Policy

REDF’s National Policy Recommendations for 2018

 

The Challenge

Despite a national economic recovery and the lowest unemployment level in years, many individuals are still excluded from that prosperity, unable to provide a decent life for themselves and their families.

Many face serious challenges like histories of incarceration, homelessness, mental illness, substance abuse, and limited education, making it difficult for them to get a foothold in the workforce. The exclusion of so many individuals negatively impacts the national economy, contributes to multi-generational poverty, and depresses educational outcomes of children whose parents are not working. Taxpayer costs increase due to a rise in recidivism, incarceration, and homelessness. Economic disparities that impact people of
color are exacerbated.

These individuals need jobs and specialized services to help them succeed; social enterprises provide both. In partnership with policymakers, we can help more people go to work and get on a path to self-sufficiency.

 

Bipartisan Policy Recommendations

Research shows that social enterprise works. These businesses provide a real, paying job and specialized services that help employees stabilize their lives, build skills, and develop a work history. Supportive services like financial literacy, housing, and counseling help people overcoming challenges find lasting, competitive jobs. It leads to greater economic security and mobility and a significant rate of return to society—$2.23 in benefits for every $1.00 spent.
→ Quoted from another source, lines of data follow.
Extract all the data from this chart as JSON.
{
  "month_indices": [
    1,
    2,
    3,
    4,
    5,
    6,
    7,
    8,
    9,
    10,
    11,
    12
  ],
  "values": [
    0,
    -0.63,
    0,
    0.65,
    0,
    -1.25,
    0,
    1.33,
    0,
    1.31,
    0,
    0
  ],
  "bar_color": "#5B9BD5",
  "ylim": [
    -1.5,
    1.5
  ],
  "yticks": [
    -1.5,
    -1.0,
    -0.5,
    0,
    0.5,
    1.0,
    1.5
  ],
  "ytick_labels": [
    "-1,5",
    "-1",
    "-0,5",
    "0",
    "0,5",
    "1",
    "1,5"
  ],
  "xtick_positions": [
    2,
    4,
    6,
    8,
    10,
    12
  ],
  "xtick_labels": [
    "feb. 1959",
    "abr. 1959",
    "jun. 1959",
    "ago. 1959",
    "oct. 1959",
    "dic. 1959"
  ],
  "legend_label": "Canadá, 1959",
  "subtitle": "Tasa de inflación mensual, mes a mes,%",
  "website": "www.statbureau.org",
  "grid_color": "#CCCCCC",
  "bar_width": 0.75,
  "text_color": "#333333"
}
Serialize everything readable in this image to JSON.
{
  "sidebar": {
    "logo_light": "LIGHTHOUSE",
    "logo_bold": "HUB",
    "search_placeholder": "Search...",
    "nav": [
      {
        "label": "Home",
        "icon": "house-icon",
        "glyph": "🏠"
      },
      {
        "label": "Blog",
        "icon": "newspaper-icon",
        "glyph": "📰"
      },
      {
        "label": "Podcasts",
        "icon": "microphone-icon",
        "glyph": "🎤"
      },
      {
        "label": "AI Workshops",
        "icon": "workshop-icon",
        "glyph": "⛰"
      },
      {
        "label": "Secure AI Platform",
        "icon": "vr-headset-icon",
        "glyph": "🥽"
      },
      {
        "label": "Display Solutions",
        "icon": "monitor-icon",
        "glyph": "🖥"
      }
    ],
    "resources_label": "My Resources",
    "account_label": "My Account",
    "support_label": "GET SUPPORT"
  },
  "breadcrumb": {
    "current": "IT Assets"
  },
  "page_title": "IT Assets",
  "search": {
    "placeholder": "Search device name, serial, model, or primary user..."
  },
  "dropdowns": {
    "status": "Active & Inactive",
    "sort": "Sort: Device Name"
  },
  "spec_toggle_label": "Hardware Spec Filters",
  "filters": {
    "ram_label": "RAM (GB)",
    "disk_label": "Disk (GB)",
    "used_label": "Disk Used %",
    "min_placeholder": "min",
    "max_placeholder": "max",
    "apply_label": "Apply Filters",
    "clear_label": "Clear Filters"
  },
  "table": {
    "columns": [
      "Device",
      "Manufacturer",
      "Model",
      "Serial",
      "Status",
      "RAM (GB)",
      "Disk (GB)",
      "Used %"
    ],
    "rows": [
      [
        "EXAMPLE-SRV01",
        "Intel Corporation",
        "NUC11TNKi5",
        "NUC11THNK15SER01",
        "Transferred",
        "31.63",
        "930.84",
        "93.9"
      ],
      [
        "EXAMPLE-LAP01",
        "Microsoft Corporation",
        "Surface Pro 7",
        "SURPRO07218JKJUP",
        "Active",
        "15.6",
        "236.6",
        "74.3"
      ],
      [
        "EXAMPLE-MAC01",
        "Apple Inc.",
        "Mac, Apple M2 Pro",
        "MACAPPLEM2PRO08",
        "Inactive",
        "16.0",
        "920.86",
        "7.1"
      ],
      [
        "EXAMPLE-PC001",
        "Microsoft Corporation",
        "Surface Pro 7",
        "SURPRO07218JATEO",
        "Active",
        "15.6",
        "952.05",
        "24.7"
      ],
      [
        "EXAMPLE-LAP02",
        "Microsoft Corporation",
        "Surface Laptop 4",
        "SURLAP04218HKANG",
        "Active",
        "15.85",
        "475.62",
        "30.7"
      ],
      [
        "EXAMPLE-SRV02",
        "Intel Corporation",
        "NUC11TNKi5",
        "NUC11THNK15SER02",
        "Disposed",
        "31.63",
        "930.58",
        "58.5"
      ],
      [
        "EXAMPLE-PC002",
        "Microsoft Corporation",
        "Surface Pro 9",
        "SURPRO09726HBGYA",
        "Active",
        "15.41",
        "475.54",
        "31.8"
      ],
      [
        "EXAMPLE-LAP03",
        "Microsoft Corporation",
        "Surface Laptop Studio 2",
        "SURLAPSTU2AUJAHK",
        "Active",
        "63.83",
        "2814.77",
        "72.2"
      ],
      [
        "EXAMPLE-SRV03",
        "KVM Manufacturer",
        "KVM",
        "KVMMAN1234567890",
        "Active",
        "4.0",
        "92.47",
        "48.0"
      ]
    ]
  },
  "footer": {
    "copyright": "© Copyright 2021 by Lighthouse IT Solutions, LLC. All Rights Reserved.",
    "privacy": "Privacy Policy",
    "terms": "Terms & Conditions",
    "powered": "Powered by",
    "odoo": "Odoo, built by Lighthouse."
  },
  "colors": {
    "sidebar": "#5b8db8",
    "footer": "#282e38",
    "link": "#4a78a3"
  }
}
Public policies should create incentives and invest resources to grow social enterprises. Young people and adults returning home from incarceration, exiting homelessness and foster care, and overcoming other barriers can benefit from evidence-based investments and significant leverage of private sector resources. Five policy recommendations follow:

 

1. Drive existing federal employment and training resources to social enterprises.

Two federal programs provide resources to social enterprises, and each could do much more: Supplemental Nutrition Assistance Program (SNAP) Employment & Training (E&T) and the Workforce Innovation Opportunity Act (WIOA). SNAP recipients are often eligible for E&T funding, and WIOA helps job seekers access employment, education, training, and support services. Policymakers should be incentivized to invest more WIOA and SNAP E&T resources in social enterprises with demonstrated outcomes.

2. Innovatively invest new public dollars into social enterprises.

Policymakers should invest discretionary funds in interventions that yield independently-verified results in terms of employment, income, and reduced recidivism for at-risk populations. Evidence shows that social enterprise employees were more likely to retain a job one year later versus individuals who only received traditional workforce services, and also had higher levels of income and greater housing stability. Policymakers should authorize a significant, multi-year “pay for performance” investment in the growth and sustainability of social enterprises.

3. Expand the market for social enterprise goods and services.

The public sector should use its purchasing power to drive social enterprise revenue and job growth. Procurement incentives can be utilized to enable social enterprises to expand revenue, allowing them to hire and train more individuals overcoming barriers to employment. Policymakers should ensure their procurement policies include social enterprises in their business preference program, enabling them to secure contracts and potentially receive business technical assistance.

4. Expand the Earned Income Tax Credit to social enterprise employees.

The Earned Income Tax Credit (EITC) is a refundable federal credit for low-earning workers. Increasing EITC to include childless adults, who make up a significant share of social enterprise employees, will increase earning power and help provide for nonresident children. Policymakers should:

  1. double the credit for childless workers and
  2. increase outreach funding to help eligible workers learn about and use free tax prep assistance to ensure more low-wage workers receive EITC.

5. Support fair chance employment for formerly incarcerated social enterprise employees.

Given that two-thirds of social enterprise employees have criminal records, reducing felonies to misdemeanors, sealing juvenile records, changing professional credential requirements that exclude people with criminal records, and implementing “ban the box” measures can all aid formerly incarcerated social enterprise employees to access
a multitude of opportunities, including employment, education, and housing. Policymakers should remove unnecessary barriers to employment, enabling qualified individuals with arrest or conviction records to find meaningful jobs, improve economic stability, and reduce risk of recidivism.